Oct 25, 2006 - 3 minute read - Research grid-computing

Observations on SunGrid Customer Care

I haven’t used the SunGrid this week. In fact, no one has: there was a four day outage from last Saturday morning through this morning. I received a notification about this last Wednesday evening. In compensation, Sun has credited me (and presumably everyone) with 100 additional free CPU hours, which was thoughtful. However, if the IPTPS submission deadline was this week as opposed to next, the 100 free hours probably wouldn’t do me much good.

What company gives 3 days of notice for a complete outage of a utility for 4 days?
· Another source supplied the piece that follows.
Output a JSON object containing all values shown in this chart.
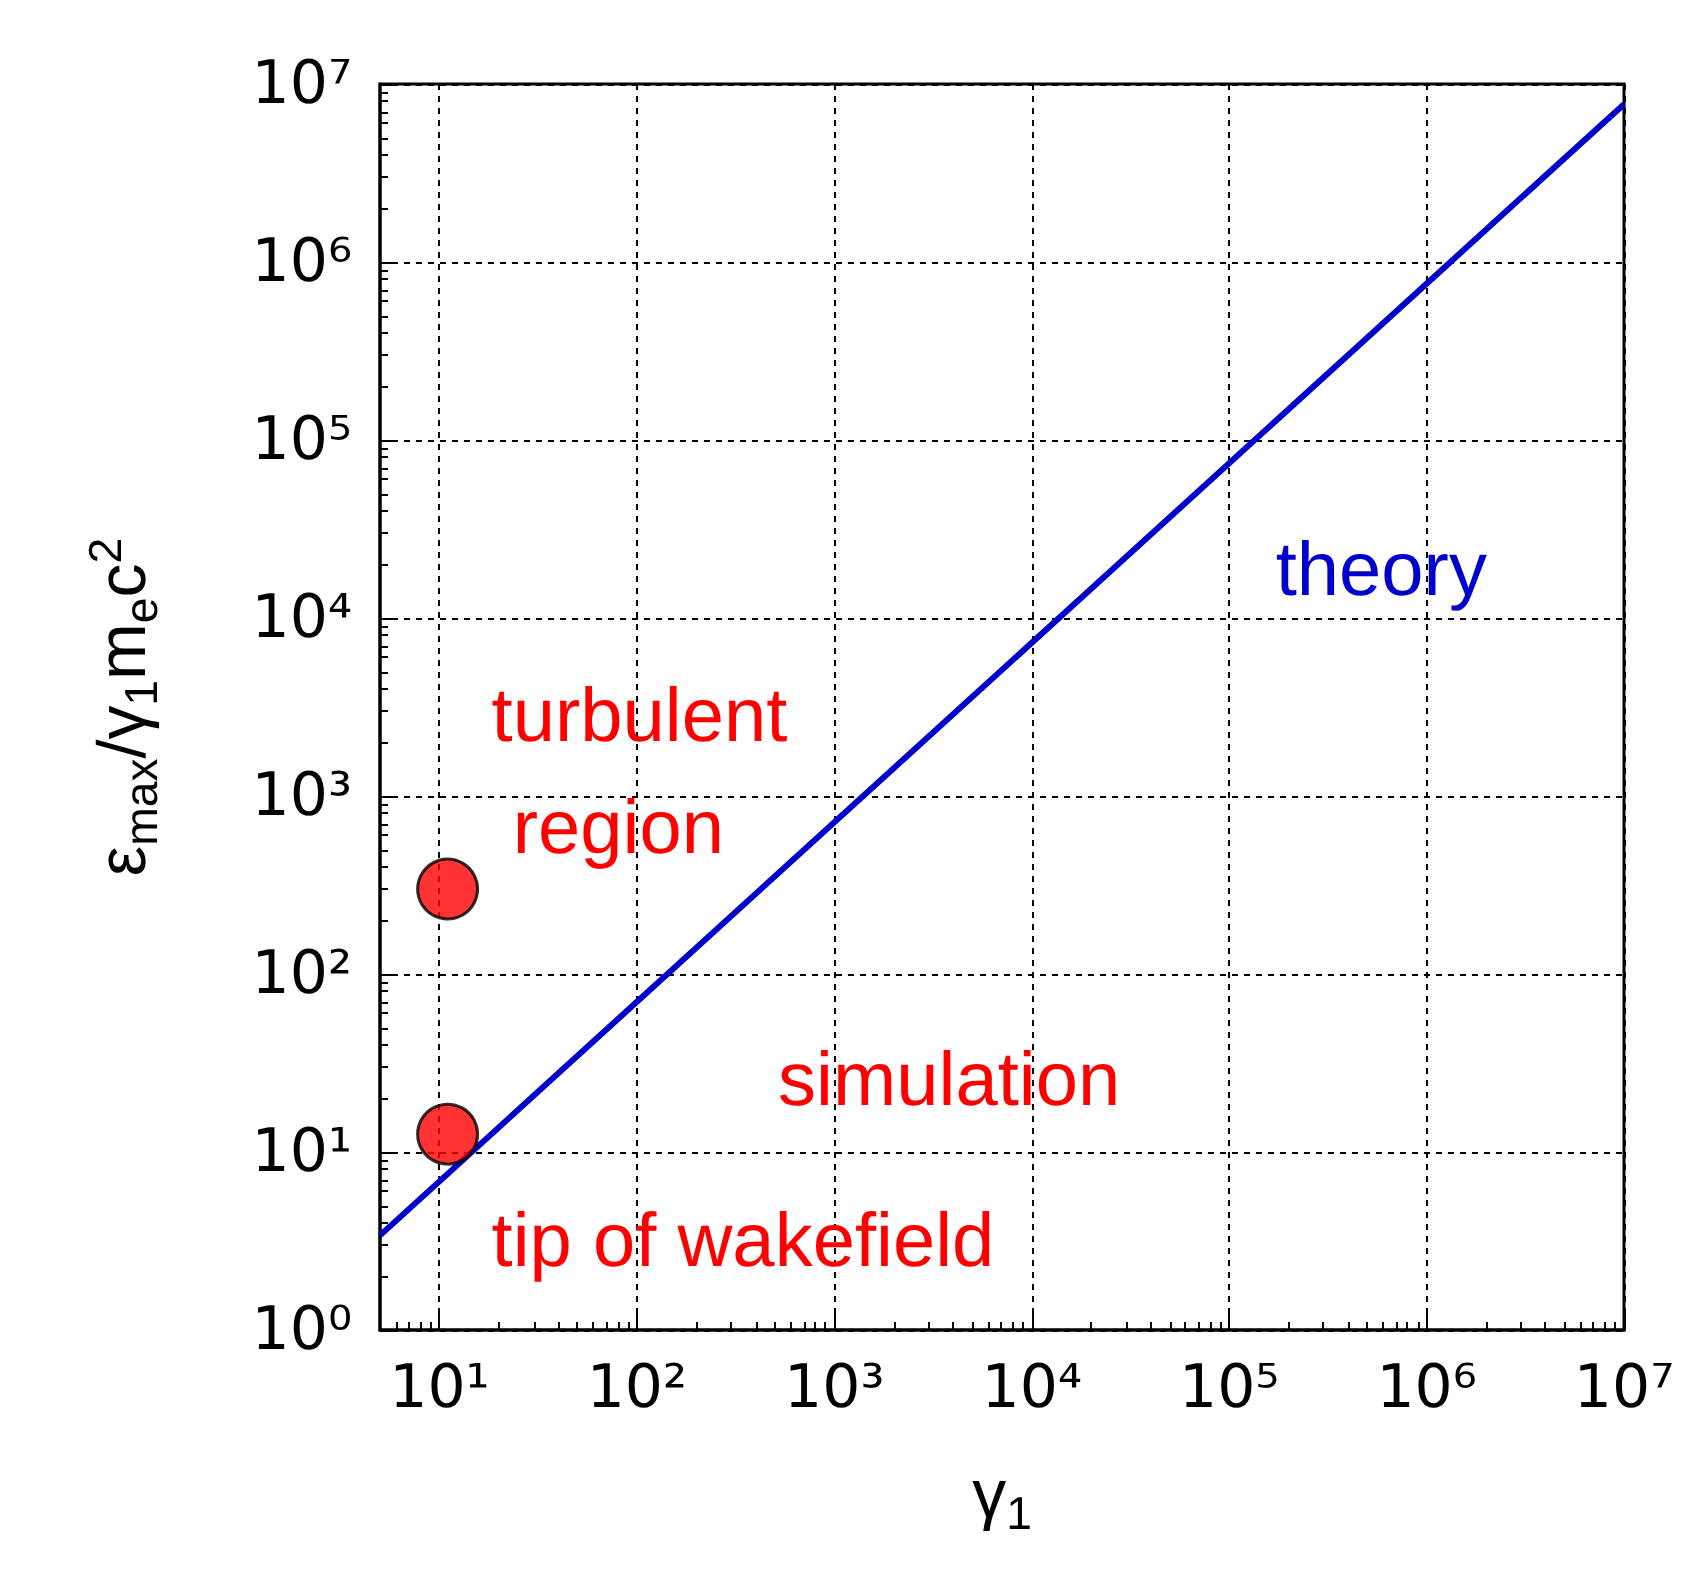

NStar, my electricity company, occasionally (though rarely) needs to shut down power to do infrastructure work so they send out a notice at least two weeks in advance by mail, call and leave a message on my phone, and schedule it for a three or four hour window in the middle of the night. And people in the next town (or block) still have power. See the difference? If Sun wants the Grid to be used as a utility and seen as truly dependable, they should act more like one; the fact that they can afford a four day outage plus $100 per user suggests they are not yet ready to be a utility.

It turns out that Sun was consolidating some data centers, which I deduced from some SSL error messages delivered by their login front-end over the week-end. This is not something you decide to do three days before the event. (Is it?) Send out a notice in August! And deploy one of those fancy Blackbox machines somewhere and run with reduced capacity for a few days. A more “Web 2.0” company would even tell you what they’re doing up front (maybe after a bit of prodding)—and it is much appreciated by customers. The openness of a company about these details is very important in choosing any online service.

In the meantime, I did have an opportunity to interact with Sun’s customer service over e-mail and they were very responsive and effective. I tried to get a job in Friday evening before the outage, and had some issues which were acknowledged and handled very quickly, even though it was after business hours. (Maybe they had more people on call because of the outage, maybe not; the help pages indicate that normal hours exclude weekends and holidays.) I like responsive and competent customer service; too often, I understand the problem better than the first-line support and it takes forever to find someone who can actually observe and fix the problem. Sun so far has had good customer service and open access to their engineers.

As an idea, the SunGrid is a fast and easy way to get parallelism and performance flexibly. But Sun has to continue to improve the user interface (e.g., beyond the clever hack for job monitoring suggested to me by a Sun engineer) and reliability of their infrastructure. Unless they do, people without CPU grants are going to start looking at alternatives like using Amazon’s hosted EC2 or running their own DigiPede.